US Army Tests Next-Gen Squad Weapon in Extreme Cold

The US Army has completed extreme cold weather testing of its Next-Generation Squad Weapon (NGSW) ahead of its much-awaited fielding to the 101st Airborne Division later this year.

Soldiers based in Alaska fired the XM7 rifles and XM250 automatic rifles in various mission-oriented tasks, with temperatures dipping to -35 degrees Fahrenheit (-37 degrees Celsius).

The test aimed to evaluate the ability of the NGSW to support Arctic operations.

According to Soldier Lethality Cross-Functional Team (SL CFT) member Maj.
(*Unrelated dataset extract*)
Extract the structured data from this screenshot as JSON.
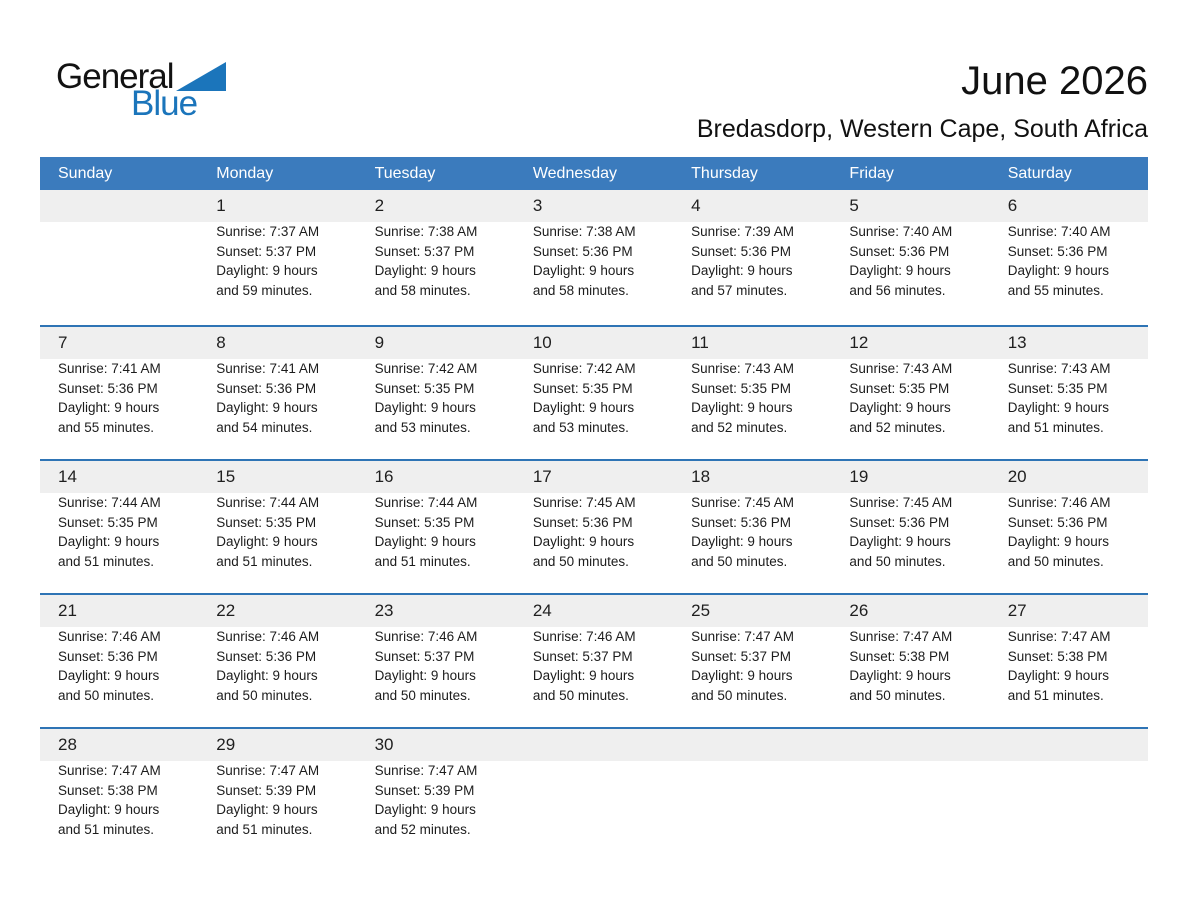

Brandon Davis, weather testing provides developers with necessary insights into how atmospheric conditions affect weapon performance.

“Extreme cold can affect the weapon’s functionality, of course, but it also hinders a soldier’s movement and mobility,” he said.

“So which sling does he prefer in these conditions? Can he or she effectively manipulate the widgets on the weapon wearing gloves? We’re getting after every aspect of how the NGSW impacts lethality and mobility under extreme conditions.”

Results of the Arctic test will be made available to Army senior leaders soon.

Keeping Soldiers Engaged

SL CFT director Brig. Gen. Monté Rone said the process of developing and fielding transformational capabilities is no longer linear.

Before, soldiers were reportedly provided with weapons the service thought they needed but not necessarily wanted.

“We do things differently now, keeping soldiers engaged in every step of the process in a variety of soldier touchpoints,” he explained. “So we will give them the weapons they need to be more lethal and more survivable on the battlefield.”

Prior to the test at the Cold Regions Test Center in Fort Greely, Alaska, a platoon within the 101st Airborne Division completed a limited user test of the weapon to assess its capabilities and limitations.

The US Army plans to test the NGSW in extreme heat and humidity later this year.

About the NGSW

The US Army’s NGSW program aims to find the best solution to range, accuracy, and lethality challenges of small arms for close combat forces.

Sig Sauer won the competition with its XM5 and XM250 proposals.

More than 18,000 NGSWs are expected to be procured by the army within 10 years under $331 million in funding.